When Can We Lie With a Clear Conscience?
My book, When a Lie Is Not a Sin: The Hebrew Bible’s Framework for Deciding (Jewish Lights), had just come out when another guest turned to me during a Shabbat dinner and asked, “Now that you’ve written about lying, do you tell fewer lies?”
Do I tell fewer lies?
That’s some nerve!
The question assumes that I’ve lied in the past and continue to lie. Imagine I wrote a book about theft instead and he asked, “Do you steal as much as you used to?” and I say, “Oh, no! Now I only steal half as much.” Or maybe, with all this research and writing, I’ve become so good at lying that I now lie more than ever.
That dinner conversation stays in my mind as we begin the High Holiday season, using this month of Elul as a period of self-examination in light of Jewish teaching; we consider our behavior in relation to others through the Torah’s lens, and questions of truth-telling are on that long list.
When it comes to truth and falsehood, we must realize that everyone lies.
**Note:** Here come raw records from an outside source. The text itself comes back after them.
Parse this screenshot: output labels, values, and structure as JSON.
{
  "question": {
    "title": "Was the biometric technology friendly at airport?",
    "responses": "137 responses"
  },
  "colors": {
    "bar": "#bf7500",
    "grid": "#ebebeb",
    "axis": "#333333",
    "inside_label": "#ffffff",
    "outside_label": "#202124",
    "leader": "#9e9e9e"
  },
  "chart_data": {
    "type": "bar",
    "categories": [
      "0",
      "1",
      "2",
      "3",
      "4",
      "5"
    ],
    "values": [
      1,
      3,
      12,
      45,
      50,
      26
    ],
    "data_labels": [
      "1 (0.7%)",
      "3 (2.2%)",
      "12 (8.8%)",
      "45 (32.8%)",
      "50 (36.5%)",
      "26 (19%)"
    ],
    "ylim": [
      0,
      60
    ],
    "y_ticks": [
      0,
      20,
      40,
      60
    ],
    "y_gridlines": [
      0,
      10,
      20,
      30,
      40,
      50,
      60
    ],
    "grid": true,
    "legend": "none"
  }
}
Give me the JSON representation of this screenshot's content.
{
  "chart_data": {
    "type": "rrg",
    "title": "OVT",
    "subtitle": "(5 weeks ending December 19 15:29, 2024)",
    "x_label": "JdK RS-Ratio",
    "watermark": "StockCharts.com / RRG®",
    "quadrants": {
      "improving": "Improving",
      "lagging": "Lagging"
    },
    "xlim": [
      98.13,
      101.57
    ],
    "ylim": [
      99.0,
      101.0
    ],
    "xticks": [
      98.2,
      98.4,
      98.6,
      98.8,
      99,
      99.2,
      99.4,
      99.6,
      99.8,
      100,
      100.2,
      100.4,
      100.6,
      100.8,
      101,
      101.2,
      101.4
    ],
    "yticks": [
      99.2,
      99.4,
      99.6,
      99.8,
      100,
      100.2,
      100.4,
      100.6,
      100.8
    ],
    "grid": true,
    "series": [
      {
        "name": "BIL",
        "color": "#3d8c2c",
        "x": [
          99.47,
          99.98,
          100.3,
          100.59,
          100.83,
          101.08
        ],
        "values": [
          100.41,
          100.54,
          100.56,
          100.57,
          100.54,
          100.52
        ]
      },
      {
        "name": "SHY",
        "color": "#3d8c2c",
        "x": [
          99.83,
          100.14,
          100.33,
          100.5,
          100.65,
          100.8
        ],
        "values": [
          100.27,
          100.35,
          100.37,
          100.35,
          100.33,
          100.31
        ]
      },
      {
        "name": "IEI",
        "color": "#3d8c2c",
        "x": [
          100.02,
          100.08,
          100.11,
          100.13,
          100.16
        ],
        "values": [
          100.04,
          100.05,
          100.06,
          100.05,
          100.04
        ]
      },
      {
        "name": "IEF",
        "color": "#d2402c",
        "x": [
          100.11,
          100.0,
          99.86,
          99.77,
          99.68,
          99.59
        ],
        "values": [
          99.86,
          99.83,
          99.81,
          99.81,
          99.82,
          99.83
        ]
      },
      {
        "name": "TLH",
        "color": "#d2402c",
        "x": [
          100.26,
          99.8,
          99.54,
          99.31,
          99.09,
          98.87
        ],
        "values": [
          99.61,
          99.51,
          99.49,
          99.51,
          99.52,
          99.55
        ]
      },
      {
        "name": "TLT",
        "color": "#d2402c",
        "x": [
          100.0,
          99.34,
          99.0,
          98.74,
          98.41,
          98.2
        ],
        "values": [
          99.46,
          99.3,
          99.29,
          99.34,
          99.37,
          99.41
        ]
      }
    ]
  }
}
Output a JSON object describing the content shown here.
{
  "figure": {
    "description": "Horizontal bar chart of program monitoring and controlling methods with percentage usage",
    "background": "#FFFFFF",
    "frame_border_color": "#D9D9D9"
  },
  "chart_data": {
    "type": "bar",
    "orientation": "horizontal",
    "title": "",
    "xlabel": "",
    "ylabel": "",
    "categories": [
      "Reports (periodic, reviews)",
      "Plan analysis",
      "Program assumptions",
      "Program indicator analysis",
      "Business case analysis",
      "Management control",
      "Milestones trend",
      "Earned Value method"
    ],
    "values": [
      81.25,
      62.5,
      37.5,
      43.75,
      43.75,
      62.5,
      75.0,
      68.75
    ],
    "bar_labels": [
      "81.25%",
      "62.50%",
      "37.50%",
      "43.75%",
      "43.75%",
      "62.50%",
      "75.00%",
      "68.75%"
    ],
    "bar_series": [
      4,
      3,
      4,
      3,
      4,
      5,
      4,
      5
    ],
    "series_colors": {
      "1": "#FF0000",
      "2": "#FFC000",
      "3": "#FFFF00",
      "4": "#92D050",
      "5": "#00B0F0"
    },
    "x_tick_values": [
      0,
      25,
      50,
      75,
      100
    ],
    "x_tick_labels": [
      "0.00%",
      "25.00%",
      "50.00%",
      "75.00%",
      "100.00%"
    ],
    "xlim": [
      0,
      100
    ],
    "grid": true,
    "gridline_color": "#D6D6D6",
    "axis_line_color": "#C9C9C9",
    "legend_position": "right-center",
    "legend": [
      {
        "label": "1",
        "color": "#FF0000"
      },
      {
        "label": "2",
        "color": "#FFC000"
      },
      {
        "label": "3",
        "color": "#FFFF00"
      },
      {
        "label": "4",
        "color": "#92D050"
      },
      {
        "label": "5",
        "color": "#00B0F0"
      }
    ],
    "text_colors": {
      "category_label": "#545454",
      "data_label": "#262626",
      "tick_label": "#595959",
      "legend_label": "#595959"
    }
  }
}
For instance, a co-worker greets you on Monday with, “How was your weekend?” a friend asks, “What’s your opinion of my necktie?” or a neighbor wants to know, “What do you think about the color I painted the fence?” You answer each with a forced and mildly warm, “Just fine!” though your thoughts are otherwise. Maybe you don’t want to bother with telling the truth. Maybe the person you’re talking to is a liar herself and she deserves to be lied to in response.
So you lie. Just like me, and just like the people in the Torah.
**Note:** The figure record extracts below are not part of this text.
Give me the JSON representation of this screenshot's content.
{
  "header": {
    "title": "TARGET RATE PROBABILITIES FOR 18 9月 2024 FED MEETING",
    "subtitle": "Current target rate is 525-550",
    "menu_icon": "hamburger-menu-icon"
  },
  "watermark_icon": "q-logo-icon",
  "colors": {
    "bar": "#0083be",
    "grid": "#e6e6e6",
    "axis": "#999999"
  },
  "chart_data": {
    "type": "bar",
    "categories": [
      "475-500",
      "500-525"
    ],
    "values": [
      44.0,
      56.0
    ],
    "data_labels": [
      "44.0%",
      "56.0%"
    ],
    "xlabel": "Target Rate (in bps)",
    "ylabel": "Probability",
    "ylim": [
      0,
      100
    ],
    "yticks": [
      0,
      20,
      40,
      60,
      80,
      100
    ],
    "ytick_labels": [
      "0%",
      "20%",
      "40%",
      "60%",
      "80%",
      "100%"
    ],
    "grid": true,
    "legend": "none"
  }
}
Sarah laughs and lies to God about it. (Genesis 18:9-15) That’s after Abraham and Sarah cover up the truth, saying that they are brother and sister without revealing they are husband and wife. (Genesis 12:10-20) There’s Jacob – who dresses up and pretends to be his brother, Esau. (Genesis 27:1-45) And, of course, the Hebrew midwives, Shifra and Puah, put one over on Pharaoh. (Exodus 1.15-21) The Torah is true and wants us to tell the truth, yet includes stories of lies to teach us some very important things.
Looking more closely, we see that, in general, Torah people lie when they have a good, moral reason to lie. Abraham and Sarah conceal their marriage from the Egyptians to avoid starving to death during a famine. Jacob impersonates his brother, Esau, because he knows – just as his parents know and we know – it would have been a great mistake to let Esau lead the Jewish people. And the Hebrew midwives lie to that evil Pharaoh, sparing Hebrew baby boys and saving their own lives, too. So, the Torah wants us to tell the truth, yet it also includes stories of lies to show that there are times when even a Torah of truth realizes that some lies serve a higher moral purpose.
It’s a challenge to be 100% truthful. What do you say in a college letter of recommendation or a job reference when your candidate is maybe adequate, but not exceptionally good? When I accidently bash another car bumper in a parking lot, do I drive off or do I stop, get out of the car and leave my contact information in the windshield of the damaged car? While the Torah doesn’t give us advice for every imaginable situation, it offers wise counsel and guidance.
We begin by recognizing that God gives us each the responsibility to “distinguish between good and evil,” just like the book of Genesis (3.22) teaches. The Torah wants us to know that each person has the responsibility to weigh fine distinctions of right and wrong. Each of us is to take the teachings of Torah on one hand and the lessons learned from real life on the other, come to wise conclusions, and act on those decisions. And for the times that we fall short of the ideal, we are to take advantage of the serious and substantial opportunities of Shabbat and the coming new year to consider our behavior and go back and make amends. Living the examined Jewish life is the central spiritual task of this upcoming High Holiday season.
Oh, yes, that dinner question, “Now that you have written about lying, do you tell fewer lies?” My answer: “I lie as much as ever. I just spend more time thinking about it.” And that “thinking about it” may not be such a bad thing, as when a lie serves a higher moral purpose.
From a Jewish moral and spiritual perspective, there’s a world of difference between lying without thinking and lying accompanied by heartfelt consideration. The examined Jewish life means doing what you and I do right now on Shabbat and through the weeks to follow, joining community in prayer, song, reflection, and celebration, each one of us trying to become a better person tomorrow.